Why does she always have to run so fast?
And to have all her creamy skin covered
by that crust of bark, that always burns him up.
He’d just like to ask her out, so they might
sit together on his back porch in the twilight
and hold hands, or maybe a little more.
And Daphne, sometimes she’d like to turn on him
and dare the gorgeous fool: all right, let’s do it!
Right on the museum floor!
Just to let herself go a little
would be such a relief
after all these strenuous centuries.
She’s seen all the patrician women,
soi disant, stalking and turning
in slacks and sunglasses,
inspecting her with an envy that’s a little smug,
divining her marble beauty did nothing for her.
And all the gasping men, what good were they?
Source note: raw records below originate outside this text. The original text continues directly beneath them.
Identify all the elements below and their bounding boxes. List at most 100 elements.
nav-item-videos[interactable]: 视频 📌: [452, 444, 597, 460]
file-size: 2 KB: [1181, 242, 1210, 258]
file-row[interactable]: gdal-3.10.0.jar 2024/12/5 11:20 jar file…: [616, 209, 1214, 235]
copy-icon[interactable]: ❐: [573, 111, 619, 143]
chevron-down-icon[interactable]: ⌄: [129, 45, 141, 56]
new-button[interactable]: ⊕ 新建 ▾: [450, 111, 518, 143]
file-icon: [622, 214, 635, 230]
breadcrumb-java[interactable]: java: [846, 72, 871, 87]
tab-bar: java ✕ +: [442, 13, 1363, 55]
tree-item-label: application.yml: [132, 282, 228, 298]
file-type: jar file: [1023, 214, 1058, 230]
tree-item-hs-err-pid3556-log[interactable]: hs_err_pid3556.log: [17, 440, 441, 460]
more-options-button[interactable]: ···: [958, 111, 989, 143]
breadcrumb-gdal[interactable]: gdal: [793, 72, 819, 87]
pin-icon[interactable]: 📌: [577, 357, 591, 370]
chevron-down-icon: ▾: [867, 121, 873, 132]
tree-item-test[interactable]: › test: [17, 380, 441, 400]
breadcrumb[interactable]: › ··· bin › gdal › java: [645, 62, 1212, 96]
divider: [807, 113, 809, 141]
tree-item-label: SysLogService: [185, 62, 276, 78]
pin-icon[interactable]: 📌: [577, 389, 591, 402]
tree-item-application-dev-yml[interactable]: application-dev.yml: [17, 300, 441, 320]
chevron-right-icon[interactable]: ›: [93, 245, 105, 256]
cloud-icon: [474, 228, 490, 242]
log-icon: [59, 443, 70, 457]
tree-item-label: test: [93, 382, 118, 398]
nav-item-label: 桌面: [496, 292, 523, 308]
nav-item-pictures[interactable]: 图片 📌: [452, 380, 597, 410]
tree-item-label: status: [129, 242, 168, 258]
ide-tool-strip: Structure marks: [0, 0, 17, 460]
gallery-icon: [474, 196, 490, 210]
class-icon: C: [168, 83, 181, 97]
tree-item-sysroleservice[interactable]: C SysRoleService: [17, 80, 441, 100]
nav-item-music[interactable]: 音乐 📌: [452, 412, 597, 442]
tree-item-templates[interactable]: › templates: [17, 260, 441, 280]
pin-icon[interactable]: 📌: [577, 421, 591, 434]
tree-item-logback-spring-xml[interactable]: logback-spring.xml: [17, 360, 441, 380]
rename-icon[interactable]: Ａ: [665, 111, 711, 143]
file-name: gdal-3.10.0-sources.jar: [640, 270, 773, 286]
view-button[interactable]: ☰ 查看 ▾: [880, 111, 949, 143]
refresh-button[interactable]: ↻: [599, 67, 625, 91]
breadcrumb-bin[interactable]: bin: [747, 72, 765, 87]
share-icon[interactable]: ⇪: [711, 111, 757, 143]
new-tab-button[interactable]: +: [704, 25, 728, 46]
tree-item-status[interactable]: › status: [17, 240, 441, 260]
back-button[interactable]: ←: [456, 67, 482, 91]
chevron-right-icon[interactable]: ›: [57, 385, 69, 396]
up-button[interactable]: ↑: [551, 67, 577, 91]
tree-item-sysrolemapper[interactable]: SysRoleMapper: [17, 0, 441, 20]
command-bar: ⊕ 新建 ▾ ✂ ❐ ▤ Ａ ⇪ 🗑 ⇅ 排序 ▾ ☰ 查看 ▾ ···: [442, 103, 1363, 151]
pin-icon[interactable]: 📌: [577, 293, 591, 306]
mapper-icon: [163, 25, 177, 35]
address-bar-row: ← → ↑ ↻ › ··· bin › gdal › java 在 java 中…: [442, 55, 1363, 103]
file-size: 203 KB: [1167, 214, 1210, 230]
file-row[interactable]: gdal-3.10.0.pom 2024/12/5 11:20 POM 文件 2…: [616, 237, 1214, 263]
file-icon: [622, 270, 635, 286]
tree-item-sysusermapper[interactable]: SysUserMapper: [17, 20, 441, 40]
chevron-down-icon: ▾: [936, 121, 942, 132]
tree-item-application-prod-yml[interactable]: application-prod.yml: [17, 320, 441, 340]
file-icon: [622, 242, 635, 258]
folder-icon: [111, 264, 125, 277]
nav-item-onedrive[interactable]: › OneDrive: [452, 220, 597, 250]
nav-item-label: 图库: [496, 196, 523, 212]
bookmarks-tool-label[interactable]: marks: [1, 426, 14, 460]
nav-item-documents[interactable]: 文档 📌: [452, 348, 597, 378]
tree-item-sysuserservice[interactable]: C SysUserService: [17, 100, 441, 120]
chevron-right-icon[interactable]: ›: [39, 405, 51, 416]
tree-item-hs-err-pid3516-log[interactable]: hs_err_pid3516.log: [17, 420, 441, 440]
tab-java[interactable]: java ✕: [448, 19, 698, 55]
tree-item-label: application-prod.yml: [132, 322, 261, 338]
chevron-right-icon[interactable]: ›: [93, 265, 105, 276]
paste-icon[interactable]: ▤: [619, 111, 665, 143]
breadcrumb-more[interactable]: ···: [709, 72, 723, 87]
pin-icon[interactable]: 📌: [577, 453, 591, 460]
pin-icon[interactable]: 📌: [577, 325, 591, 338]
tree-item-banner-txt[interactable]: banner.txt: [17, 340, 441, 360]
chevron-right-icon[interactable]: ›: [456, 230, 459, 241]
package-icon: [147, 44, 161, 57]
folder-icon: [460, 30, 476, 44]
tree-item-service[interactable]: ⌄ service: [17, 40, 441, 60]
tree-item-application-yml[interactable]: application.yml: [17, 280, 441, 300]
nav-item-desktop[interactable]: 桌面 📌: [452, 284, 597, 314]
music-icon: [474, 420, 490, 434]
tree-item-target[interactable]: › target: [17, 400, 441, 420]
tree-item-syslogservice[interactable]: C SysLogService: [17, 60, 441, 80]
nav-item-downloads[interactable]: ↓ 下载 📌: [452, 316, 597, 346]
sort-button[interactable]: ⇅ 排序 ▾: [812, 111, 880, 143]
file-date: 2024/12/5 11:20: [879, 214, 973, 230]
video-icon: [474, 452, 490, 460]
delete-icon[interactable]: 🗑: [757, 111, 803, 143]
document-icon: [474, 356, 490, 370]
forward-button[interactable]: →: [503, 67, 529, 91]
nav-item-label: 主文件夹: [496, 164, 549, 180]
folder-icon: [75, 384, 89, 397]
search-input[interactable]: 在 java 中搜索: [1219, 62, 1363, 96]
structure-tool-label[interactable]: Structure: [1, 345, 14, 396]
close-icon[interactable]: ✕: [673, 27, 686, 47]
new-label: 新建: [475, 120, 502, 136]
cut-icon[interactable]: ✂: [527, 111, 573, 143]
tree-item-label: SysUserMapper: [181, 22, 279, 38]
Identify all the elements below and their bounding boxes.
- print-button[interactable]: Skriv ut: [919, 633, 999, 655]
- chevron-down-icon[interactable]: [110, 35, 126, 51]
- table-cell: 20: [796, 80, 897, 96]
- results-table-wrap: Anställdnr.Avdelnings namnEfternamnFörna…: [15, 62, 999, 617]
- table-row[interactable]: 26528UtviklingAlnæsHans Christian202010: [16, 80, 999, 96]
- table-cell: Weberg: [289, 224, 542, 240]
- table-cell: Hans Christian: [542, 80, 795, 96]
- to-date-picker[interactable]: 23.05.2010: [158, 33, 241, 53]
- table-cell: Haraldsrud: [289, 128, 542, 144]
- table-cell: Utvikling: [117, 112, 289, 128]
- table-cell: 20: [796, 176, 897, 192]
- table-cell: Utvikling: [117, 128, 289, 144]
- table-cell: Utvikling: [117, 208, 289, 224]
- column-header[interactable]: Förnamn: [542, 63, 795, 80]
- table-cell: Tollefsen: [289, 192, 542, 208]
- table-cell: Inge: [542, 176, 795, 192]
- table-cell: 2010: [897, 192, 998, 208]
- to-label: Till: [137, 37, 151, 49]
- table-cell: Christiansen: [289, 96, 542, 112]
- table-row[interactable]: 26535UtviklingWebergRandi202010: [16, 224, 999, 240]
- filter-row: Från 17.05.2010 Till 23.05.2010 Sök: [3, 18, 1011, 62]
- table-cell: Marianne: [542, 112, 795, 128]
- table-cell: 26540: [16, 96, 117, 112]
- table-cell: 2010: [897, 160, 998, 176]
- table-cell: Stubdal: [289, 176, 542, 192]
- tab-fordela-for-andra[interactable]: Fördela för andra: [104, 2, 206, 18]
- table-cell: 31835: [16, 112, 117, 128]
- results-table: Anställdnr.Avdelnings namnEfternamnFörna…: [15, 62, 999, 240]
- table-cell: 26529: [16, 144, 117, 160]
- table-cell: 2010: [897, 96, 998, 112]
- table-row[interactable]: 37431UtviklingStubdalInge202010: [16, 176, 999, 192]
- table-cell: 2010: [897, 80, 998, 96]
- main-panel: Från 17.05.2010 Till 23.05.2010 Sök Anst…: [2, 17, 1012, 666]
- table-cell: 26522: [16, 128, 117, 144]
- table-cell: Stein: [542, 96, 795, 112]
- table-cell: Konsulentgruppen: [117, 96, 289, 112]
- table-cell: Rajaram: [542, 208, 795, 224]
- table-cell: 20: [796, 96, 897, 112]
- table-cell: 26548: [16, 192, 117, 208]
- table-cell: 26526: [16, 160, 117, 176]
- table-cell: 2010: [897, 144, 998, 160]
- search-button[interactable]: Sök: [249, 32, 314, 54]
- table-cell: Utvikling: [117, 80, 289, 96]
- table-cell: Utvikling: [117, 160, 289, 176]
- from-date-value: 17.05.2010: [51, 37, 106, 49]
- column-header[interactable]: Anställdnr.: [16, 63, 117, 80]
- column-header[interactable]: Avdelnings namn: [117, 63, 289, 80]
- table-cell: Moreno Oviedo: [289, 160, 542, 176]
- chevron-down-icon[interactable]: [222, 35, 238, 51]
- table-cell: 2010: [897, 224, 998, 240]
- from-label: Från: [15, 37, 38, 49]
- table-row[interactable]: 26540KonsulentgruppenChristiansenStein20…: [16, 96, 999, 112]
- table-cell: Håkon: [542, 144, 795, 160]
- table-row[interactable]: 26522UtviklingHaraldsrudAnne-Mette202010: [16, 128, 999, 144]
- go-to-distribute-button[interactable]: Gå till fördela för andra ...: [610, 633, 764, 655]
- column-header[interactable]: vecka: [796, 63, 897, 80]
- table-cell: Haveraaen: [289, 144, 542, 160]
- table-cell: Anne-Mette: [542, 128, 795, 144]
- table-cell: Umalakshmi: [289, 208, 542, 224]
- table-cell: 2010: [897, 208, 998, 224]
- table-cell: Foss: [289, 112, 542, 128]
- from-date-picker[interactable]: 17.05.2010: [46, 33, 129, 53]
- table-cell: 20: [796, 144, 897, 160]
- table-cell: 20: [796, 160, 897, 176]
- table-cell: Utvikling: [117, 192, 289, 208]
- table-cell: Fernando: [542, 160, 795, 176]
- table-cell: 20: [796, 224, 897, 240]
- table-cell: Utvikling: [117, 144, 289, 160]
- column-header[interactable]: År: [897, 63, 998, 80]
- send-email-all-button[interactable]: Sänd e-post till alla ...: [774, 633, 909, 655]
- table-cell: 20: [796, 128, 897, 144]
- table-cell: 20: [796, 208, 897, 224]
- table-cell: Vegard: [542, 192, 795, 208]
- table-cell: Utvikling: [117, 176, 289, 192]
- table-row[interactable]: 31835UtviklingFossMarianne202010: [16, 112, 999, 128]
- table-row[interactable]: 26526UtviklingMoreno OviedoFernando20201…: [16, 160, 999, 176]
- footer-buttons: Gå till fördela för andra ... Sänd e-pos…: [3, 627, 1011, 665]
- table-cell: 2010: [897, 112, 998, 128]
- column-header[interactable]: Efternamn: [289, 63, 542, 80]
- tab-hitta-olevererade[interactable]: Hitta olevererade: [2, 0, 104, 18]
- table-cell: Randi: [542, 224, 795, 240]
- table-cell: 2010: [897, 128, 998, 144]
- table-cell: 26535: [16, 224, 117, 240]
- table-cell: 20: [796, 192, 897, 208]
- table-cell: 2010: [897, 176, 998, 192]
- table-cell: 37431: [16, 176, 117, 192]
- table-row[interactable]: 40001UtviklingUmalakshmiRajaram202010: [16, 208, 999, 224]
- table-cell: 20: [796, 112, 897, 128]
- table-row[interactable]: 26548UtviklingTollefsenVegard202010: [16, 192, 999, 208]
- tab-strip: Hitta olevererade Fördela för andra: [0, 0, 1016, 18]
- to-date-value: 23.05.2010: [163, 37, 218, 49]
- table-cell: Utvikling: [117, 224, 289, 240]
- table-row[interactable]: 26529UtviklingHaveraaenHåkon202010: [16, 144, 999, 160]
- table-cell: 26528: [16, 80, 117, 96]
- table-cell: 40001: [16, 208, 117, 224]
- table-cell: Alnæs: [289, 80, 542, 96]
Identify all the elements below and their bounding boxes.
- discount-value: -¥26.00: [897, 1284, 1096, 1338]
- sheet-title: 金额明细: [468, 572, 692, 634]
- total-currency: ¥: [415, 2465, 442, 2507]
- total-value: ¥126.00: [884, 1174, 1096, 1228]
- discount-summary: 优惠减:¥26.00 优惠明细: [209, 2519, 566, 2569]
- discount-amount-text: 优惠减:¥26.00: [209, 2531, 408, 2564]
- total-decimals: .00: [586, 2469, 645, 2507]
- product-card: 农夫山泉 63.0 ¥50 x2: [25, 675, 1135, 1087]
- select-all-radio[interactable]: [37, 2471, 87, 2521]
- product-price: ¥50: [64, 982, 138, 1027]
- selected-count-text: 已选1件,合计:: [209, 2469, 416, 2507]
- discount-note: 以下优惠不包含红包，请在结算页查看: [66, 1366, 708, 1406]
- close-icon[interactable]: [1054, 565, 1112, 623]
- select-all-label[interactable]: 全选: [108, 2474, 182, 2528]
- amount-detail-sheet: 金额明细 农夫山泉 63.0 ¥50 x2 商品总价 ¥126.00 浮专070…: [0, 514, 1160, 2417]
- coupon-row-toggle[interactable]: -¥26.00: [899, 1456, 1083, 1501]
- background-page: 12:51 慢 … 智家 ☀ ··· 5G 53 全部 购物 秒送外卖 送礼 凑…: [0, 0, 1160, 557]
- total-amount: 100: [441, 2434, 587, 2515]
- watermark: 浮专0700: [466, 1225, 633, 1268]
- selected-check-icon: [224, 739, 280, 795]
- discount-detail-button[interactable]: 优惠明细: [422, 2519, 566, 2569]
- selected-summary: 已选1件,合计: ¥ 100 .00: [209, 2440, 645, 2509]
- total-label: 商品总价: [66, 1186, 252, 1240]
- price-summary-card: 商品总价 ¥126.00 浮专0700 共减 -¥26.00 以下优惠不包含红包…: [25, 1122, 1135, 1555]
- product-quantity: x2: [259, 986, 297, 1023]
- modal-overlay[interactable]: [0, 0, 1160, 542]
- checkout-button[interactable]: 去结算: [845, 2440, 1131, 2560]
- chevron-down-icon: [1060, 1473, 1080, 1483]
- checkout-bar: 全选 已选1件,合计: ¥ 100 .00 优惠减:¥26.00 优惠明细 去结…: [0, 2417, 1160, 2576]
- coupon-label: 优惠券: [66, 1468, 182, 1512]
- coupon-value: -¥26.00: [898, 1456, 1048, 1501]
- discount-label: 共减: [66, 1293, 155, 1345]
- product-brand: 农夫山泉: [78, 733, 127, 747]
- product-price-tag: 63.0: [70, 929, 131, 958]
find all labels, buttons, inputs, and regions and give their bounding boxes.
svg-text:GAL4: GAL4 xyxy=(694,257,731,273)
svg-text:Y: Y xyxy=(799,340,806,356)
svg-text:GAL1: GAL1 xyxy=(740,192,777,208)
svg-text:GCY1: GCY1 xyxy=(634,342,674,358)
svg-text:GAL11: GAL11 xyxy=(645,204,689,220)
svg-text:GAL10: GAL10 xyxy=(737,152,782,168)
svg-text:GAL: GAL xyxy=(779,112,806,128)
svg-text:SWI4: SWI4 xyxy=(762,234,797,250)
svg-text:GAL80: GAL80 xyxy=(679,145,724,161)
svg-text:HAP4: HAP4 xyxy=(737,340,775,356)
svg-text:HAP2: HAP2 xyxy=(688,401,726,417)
At last she’d just like a home to go to
where she could water the geraniums on the windowsill
and watch her neighbours in the street below.
Yes, she has to admit that the pose
she’s held for so long has been superb
and she’s glad to have had the job,
but finally any cramped apartment would do,
somewhere she could cook some fagioli-- wiping her hands
on a mildewed dishtowel, swatting at flies,
one kid hanging to her sweaty thigh,
and cheesy disco on the radio-- while she waits
for her husband the truck driver to finally come home.
Charles M. Boyer
Charles M. Boyer’s novel, History’s Child, was chosen by Mary Gaitskill as the winner of the AWP Award Series in the Novel and was published by New Issues Press in 2016. He also published poems and short stories in such places Abraxas, Literal Latte, The Larcom Review, The Atlanta Review, and other literary magazines. He received a grant for writing from the Wisconsin Arts Board and a Fellowship from the New Hampshire State Council on the Arts. Charles Boyer graduated from Beloit College with a junior year at Harris-Manchester College, Oxford, and has an M.A. in fiction writing from the University of New Hampshire. He teaches English and Humanities at Montserrat College of Art and lives with his family near Boston.